The ghost of sadism, though, knocked on my door about two days ago. I mean, it's not like it has not been there through all of this time, it's just that it confirmed its presence in my mind.
Here, things start to make more and more sense, as days pass by, things get clearer.
So, here I am, he said, bringing into your life more awareness. Spanking, raping, tying up, handcuffing, abduction, occasionally whipping, penetrating the girl with objects and God knows what else will come to my mind later, they're all "becoming" parts of my fantasies, like added ingredients of a big cake, and of course only little girls are involved, no adult women. Adult women are not part of anything in my life, really, just friendships.

A deeper look into my fantasies:

Sadistic practices only involve girls from 12 to 15, while regular, "soft" sexual practices involve younger girls, 8-10 (kissing, oral sex, touching).
So, I'm not able to feel romantic interest, right?
Wrong. I do feel romantic interest, currently I'm actually in love with a 12 year-old girl from my town, so....and girls who are part of my romantic interest, they do not appear in my sadistic fantasies either, just like younger children. Why? I don't know, my interest for them is more romantic and less sexual, and when less sex is involved, less pain is involved, according to my mind. I don't know if this makes sense.
BUT something present in my fantasies about the girl I love is abduction, but just to take care of her and keep her away from the external world, an evil world.

So, while the "just sexually arousing" young girl would receive the worst treatments (all the sadistic stuff, etc.), the girls I feel romantically interested into would have the best treatments. So, you better behave and try to conquer my heart and make me fall in love with you, unless you want me to tie you up in a bed and play with your mind and body, I say in my fantasies to girls.
So, in this moment I'm imaging it all like a game of punishment or salvation. For example, girl X begins to say things she shouldn't say, do things she shouldn't do, she gets tied up and either spanked or whipped once. But girl Y is very good and sweet to me, so she's safe. All of this, happening in an isolated mountain mansion while outside it's snowing and we're in the middle of nowhere, pretty much in a Shining's lifestyle (from The Shining, S. King's novel and Kubrick's movie).

As I wrote somewhere else before, the blood fetish returns in my fantasies, even involving menstrual blood of a little girl who just had her period, or sucking her blood from a wound....
Something that's knocking on the door of my mind and this time, it is something new, it's a curiosity for the urine. I wouldn't certainly mind standing below a little girl and, you know, waiting for some...
Is this a new fantasy? Uhmmm, surprisingly, thinking twice about it, it's not. I'm sure I had seen something like this in a movie as a kid.
Seeing sex scenes too early in my life seriously f*cked me up, or not? What would you think about this? Am I right when I say that my early exposure to sexual stuff contributed to make me develop some fetishes? (Not talking about my paraphilia, or better said, my orientation, which is pedophilia).

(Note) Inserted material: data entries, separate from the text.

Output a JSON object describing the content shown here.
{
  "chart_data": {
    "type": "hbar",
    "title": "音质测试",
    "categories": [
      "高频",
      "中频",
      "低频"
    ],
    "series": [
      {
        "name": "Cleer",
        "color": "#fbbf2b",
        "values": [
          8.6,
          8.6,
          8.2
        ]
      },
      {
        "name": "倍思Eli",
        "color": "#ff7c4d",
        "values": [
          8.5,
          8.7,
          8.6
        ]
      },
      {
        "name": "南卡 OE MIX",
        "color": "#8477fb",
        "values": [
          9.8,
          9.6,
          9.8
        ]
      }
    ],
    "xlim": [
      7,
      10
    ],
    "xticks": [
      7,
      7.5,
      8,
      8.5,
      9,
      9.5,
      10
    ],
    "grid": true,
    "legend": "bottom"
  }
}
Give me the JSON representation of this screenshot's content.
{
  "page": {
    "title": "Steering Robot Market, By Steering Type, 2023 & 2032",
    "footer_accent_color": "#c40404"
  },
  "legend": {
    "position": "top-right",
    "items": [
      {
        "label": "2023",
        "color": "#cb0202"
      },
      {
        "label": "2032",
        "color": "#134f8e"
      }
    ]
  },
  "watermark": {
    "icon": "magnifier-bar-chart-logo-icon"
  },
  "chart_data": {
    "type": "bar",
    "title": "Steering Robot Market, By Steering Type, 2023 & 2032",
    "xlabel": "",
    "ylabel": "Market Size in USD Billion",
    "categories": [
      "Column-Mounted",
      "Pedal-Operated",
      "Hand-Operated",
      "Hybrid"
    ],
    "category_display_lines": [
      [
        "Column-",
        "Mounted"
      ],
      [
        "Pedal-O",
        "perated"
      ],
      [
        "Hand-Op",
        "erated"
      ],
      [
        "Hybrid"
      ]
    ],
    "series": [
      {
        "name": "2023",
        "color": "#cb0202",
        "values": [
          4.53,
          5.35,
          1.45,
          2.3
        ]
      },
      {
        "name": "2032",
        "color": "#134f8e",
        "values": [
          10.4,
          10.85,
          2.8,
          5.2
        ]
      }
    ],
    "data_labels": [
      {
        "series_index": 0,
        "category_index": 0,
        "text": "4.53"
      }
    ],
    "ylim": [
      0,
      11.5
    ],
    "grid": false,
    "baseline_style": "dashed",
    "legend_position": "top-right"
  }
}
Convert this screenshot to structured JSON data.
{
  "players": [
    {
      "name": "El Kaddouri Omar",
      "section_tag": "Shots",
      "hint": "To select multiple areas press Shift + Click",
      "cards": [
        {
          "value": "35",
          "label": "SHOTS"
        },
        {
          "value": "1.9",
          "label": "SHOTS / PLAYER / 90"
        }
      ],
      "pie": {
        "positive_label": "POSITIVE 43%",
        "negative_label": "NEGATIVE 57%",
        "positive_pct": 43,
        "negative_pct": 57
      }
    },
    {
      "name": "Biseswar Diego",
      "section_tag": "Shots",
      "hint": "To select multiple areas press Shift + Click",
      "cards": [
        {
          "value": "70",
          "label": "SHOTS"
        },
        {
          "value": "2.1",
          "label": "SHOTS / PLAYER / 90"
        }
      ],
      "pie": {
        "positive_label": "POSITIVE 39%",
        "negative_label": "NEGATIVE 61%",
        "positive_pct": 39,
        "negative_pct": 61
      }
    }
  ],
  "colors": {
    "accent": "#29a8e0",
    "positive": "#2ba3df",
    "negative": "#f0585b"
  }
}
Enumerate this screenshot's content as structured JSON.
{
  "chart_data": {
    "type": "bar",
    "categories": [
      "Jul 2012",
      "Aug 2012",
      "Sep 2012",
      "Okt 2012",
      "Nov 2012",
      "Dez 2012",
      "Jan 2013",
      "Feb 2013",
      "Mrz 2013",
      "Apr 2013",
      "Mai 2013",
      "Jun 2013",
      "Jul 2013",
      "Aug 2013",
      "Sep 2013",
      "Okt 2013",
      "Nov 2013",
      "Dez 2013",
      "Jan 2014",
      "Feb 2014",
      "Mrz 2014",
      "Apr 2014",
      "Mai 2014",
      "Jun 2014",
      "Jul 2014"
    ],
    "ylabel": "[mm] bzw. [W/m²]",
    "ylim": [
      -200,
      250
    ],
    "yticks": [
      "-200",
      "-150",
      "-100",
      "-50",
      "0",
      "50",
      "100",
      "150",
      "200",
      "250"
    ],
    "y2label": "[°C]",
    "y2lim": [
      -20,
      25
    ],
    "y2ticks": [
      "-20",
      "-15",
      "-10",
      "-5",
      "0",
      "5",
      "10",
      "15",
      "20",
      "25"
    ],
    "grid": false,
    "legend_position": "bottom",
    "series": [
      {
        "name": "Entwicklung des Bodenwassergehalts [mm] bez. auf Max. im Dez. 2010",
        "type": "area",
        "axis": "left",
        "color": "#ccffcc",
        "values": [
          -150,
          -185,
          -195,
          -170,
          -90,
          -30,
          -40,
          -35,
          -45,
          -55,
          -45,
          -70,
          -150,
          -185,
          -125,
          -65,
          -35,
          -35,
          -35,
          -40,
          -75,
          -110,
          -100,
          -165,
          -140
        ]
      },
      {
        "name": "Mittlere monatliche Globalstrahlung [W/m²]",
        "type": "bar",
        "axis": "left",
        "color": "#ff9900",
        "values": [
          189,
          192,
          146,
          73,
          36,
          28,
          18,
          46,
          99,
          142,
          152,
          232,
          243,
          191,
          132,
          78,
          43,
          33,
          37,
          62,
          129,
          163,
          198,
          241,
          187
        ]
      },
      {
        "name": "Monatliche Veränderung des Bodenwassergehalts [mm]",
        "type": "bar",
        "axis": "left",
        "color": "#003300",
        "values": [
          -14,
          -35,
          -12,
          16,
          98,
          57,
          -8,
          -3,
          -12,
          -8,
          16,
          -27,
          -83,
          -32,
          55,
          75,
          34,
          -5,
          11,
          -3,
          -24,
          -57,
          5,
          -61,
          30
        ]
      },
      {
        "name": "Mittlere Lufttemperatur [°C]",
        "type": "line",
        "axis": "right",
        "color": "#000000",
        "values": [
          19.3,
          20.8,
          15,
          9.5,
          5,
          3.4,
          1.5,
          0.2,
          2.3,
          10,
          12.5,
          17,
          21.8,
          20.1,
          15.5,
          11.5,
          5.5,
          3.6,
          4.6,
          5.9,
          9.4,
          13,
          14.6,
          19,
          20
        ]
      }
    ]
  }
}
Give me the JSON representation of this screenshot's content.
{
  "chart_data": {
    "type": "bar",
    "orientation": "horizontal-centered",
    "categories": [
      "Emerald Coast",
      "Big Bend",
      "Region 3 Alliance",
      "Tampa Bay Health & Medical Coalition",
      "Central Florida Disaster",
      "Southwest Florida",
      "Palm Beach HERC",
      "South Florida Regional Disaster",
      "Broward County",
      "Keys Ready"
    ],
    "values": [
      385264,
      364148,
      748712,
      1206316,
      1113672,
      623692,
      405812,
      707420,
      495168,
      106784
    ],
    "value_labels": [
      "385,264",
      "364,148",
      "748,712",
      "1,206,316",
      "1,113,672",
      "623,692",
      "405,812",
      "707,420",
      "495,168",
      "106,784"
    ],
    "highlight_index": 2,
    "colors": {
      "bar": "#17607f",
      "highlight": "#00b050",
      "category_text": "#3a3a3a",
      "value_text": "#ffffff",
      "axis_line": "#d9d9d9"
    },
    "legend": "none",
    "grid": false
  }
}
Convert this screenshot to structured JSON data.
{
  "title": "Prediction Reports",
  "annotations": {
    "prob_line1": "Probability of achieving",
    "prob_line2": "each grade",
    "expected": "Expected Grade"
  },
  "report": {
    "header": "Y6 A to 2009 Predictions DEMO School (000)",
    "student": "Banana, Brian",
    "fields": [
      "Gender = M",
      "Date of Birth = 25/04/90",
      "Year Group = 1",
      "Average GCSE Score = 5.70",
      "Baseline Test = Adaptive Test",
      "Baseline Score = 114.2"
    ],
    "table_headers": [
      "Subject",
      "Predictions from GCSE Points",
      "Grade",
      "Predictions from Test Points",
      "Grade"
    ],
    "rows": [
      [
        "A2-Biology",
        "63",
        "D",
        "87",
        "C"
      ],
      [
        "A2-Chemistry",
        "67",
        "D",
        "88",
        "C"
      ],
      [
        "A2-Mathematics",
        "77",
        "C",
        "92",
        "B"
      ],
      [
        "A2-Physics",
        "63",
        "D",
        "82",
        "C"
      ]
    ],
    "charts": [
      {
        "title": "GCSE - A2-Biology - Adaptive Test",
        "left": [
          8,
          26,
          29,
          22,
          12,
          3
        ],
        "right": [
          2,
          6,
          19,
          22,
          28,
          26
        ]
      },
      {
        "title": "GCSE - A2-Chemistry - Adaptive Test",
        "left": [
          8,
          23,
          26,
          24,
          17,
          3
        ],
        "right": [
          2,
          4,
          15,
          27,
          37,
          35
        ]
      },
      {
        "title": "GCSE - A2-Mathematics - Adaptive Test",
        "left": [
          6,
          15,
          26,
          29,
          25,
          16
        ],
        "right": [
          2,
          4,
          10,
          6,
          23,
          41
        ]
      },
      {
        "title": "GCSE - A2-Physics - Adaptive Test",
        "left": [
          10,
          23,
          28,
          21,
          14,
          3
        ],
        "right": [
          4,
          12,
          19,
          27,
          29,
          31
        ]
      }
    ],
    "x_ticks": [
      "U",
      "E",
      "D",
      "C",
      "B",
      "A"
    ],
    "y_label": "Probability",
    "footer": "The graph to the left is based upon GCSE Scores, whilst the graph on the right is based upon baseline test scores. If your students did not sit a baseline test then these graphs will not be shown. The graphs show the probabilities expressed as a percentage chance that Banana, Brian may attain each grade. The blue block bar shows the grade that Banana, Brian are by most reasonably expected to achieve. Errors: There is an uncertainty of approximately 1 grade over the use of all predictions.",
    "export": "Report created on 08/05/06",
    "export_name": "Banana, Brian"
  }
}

The picture seems complete:

-Exclusive pedophile
-Sexual sadist
-Syringe and drug fetishes
-Blood fetish
-Urine fetish
(?)


What am I trying to prove here? That signs of paraphilias and fetishes are various, and that time tells you who you are. Besides, unlike paraphilias such as pedophilia, necrophilia, or zoophilia, fetishes develop later in life due to something "going wrong" so you associate something non-sexual to sex.
Also, accepting to be a paraphiliac and making sure things remain in your head only, without being turned into actions, can lead to a healthier life, instead of constantly blaming yourself for being "abnormal". My case is different, though, since I actually fear losing control.

What am I asking here? Is it an urine fetish, or just an occasional thought going on in my mind?
How do I find out whether I have this other one fetish or not?